И не просто смотрела! Она как будто вбирала его в себя. Завораживала… Околдовывала… И сопротивляться ее невидимой непреодолимой силе он никак не мог…
В этот хмурый и холодный зимний день Мария собралась за хлебом. Была среда – по средам в городской пекарне продавали хлеб. Очередь за ним собиралась километровая, и чтобы досталось что-нибудь, нужно было занимать место в очереди как можно раньше, а потому народ начинал собираться перед воротами уже с трех часов ночи.
Жила Мария вдвоем с дочкой Полей семи лет: муж воевал на фронте. Оставлять девочку дома одну Мария боялась – жили они в фабричном общежитии барачного типа, и в соседях у них значились люди все больше незнакомые, да подозрительные, невесть откуда понаехавшие! Как бы беду не нажить! Но особенно напугал Марию жуткий случай, произошедший с одной из соседок по бараку в конце декабря – тогда на ее маленького ребенка, оставшегося в комнате без присмотра, напали голодные крысы и едва его не съели. С той поры Мария и не помышляла оставлять Поленьку одну – даже на работу ее порой брала, а нет – так отдавала под присмотр кому-то из соседок.
Наступившая зима оказалась лютой, как никогда.
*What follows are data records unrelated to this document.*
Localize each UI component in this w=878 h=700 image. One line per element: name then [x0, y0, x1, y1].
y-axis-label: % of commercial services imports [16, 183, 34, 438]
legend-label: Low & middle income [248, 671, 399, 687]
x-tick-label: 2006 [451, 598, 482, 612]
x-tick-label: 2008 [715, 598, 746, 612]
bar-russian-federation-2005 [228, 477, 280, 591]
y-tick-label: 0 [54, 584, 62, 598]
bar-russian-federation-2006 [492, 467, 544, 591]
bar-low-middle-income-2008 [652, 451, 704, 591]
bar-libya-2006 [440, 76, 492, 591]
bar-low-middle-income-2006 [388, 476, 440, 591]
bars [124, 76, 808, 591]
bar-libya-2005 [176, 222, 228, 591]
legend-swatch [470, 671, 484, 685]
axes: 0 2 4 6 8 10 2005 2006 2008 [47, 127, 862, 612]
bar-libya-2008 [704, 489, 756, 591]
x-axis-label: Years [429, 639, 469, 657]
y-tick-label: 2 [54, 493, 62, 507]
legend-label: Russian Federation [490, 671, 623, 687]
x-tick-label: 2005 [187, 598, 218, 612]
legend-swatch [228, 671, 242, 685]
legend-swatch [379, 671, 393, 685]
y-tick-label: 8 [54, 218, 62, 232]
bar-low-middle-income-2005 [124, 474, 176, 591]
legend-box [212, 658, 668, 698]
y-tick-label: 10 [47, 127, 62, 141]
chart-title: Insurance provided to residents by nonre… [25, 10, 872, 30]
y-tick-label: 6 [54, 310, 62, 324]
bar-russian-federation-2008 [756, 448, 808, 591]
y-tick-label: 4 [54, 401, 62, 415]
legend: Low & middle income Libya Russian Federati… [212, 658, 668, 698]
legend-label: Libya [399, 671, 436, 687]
К голоду прибавился холод – отопление работало плохо, часто отключалось, и люди обогревали свои убогие жилища печками-буржуйками. После наступления нового, 1942-го года, смерть принялась косить горожан, как застоявшуюся траву. В течение полутора месяцев, декабря-половины января, соседки Марии, женщины в основном пожилые и крепким здоровьем не отличавшиеся, поумирали одна за другой. Так что присматривать за Поленькой в отсутствие Марии стало просто некому. Поневоле приходилось повсюду брать ее с собой.
Мария подняла дочку около трех часов. Стоял трескучий мороз, тьма была кромешная, и Поля, естественно, вставать не хотела. Она капризничала, терла глаза кулачками, и никак не хотела просыпаться. Марии было безумно жаль Полю, но что поделаешь? Оставить ее спящей в бараке на произвол судьбы, когда вокруг повсюду шныряют голодные крысы, мать, естественно, не могла.
- Поленька, доченька, - упрашивала Мария. – Ну пожалуйста, вставай… мы без хлеба с тобой останемся, понимаешь? Лучше недоспать, чем без хлеба остаться… ты же не хочешь помереть с голоду, правда? Вон как Яшенька Рыжкин, что на днях взял и преставился, бедненький… Царствие ему небесное!
Яшка Рыжкин был соседским мальчиком, с которым Поля часто играла во дворе еще до войны.
- А Яшка умер разве? – сонно спросила девочка, продевая руки в рукава рубашки, что пыталась надеть на нее мать.